The injury that sidelined him for the majority of the year this time around was completely unrelated to his past, and that is what has made it so frustrating. It took Anderson three months and then some to come back, and he’s been ineffective since his return. Perhaps it’s the fact that he’s been pitching out of the bullpen, a role he’s completely unfamiliar with. Starters are major creatures of habit, so it’s certainly possible having to speed up his warmup process is throwing him off. The problem there is that he was ineffective before the injury occurred in the first place.
The Athletics know that Anderson is an immensely talented pitcher, and he showed just how big an impact he can make down the stretch last season in September and in the Division Series. Many were hoping that he would come off this injury and have the same impact he did in 2012. So the question remains, how can the A’s best enhance the impact of Brett Anderson in 2013?
On an innings basis, inserting him into the starting rotation would seem to have the highest potential impact on the team. Stretching him out to be able to exceed 100 pitches though is an entirely different task. Then there’s the issue of who exactly would he replace in the rotation? If the A’s didn’t choose to run with a six man staff, Anderson would indeed force a starter out. A.J. Griffin or Dan Straily would be the likely candidates to shift over to the bullpen. Jarrod Parker and Bartolo Colon are the mainstays of the rotation, despite Colon’s recent inconsistency. Sonny Gray should stay in the rotation based on merit alone, but there does remain a question as to whether he’ll be on an innings limit.
Of course the A’s could choose to continue using Anderson in his current bullpen role, and he can have an impact for the A’s much like Tim Lincecum did for the San Francisco Giants last season on their run to the World Series. After his two Cy Young Awards, Lincecum lost his way during the regular season in 2012, and was ultimately replaced in the playoff rotation by Barry Zito. Lincecum was forced to work from the bullpen, where he flourished and was integral in their championship. Anderson hasn’t shown much in the way of effectiveness thus far, posting a 5.95 ERA in 39.1 innings pitched. He’s improved slightly though, posting a 5.23 ERA in 10.1 innings since being activated.

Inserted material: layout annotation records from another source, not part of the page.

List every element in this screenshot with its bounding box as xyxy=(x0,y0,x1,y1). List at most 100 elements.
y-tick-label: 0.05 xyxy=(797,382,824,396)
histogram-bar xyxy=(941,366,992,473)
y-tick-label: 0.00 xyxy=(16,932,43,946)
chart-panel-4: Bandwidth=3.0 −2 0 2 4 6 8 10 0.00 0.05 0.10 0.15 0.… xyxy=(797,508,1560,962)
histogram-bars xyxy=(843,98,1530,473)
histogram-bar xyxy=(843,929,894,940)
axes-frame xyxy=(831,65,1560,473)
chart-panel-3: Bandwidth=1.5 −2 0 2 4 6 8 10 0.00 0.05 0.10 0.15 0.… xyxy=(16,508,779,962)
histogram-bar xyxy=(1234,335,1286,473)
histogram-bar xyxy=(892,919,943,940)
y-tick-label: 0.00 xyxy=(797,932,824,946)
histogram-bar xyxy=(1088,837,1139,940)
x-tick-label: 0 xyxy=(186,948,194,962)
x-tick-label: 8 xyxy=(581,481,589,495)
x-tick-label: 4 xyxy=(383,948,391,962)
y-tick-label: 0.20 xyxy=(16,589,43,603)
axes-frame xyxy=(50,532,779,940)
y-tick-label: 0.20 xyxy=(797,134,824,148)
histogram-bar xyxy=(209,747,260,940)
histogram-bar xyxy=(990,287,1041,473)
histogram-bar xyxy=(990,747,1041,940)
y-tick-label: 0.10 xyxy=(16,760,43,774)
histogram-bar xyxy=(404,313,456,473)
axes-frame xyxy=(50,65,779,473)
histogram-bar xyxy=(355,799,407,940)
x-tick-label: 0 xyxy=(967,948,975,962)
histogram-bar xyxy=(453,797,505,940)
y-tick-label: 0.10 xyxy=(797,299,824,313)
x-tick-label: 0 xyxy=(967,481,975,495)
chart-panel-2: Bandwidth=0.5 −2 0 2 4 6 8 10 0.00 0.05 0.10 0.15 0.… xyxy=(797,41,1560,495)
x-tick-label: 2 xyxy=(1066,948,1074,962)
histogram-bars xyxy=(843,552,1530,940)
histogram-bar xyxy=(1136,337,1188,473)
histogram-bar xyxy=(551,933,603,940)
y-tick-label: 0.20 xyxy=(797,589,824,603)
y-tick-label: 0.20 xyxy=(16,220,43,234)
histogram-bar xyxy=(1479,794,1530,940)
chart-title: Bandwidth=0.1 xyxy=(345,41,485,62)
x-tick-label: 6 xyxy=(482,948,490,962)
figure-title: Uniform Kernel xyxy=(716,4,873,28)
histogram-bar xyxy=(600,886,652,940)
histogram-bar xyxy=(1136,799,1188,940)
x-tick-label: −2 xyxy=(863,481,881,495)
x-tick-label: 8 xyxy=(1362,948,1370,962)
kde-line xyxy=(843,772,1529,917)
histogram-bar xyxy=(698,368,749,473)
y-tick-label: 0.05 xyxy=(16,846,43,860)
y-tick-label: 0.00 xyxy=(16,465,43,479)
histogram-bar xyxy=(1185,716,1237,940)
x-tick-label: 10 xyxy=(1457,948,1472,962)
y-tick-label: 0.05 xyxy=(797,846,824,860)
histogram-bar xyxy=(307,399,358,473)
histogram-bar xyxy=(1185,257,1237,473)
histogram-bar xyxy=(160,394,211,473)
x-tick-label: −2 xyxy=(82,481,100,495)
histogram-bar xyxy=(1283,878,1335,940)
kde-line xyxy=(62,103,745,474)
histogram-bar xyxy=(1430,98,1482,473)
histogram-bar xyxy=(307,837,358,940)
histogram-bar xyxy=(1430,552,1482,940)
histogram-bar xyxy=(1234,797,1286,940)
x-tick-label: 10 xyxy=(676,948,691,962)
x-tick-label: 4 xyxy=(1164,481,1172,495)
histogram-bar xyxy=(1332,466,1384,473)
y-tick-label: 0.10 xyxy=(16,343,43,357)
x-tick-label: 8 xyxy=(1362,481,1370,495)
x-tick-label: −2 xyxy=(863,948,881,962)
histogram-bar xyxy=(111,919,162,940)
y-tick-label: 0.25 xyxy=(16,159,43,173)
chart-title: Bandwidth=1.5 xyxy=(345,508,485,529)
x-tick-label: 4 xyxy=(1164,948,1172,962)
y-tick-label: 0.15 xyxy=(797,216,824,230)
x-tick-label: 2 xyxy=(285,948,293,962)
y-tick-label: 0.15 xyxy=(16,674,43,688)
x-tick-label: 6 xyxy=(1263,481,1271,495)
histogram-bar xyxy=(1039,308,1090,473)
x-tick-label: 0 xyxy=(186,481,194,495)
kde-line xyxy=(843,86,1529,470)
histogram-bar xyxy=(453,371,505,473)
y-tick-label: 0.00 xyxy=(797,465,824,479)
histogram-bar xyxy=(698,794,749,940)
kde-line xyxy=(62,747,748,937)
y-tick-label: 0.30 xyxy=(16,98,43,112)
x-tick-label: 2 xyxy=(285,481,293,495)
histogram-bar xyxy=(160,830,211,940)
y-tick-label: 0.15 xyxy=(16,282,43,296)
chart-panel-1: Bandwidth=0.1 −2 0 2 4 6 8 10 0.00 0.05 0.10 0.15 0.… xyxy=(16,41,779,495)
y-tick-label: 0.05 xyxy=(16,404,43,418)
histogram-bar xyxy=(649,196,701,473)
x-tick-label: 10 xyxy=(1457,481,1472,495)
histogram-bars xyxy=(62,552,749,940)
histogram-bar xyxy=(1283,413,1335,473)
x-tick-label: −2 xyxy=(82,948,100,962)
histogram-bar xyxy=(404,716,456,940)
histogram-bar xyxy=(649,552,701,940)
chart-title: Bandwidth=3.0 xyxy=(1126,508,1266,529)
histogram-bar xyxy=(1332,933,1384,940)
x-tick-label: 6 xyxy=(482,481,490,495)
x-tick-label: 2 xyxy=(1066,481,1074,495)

I like the idea of Anderson being used as something of a pitching utility guy, who can step into just about any role Bob Melvin needs him to and get the job done. If they choose to keep the likes of Griffin and Straily in the rotation, Anderson will have to be ready to step in at the first signs of struggle. It’s an out of the box idea, but pairing Anderson with either of them and having him ready to pitch as many as four or five innings. A weapon like Anderson, especially being a lefty paired with a right hander could throw off opposing hitters and force their managers to juggle their lineup to deal with a change of pace like this.
Anderson could be a difference maker for the Athletics, but it’s up to them to position him in the best possible place to succeed.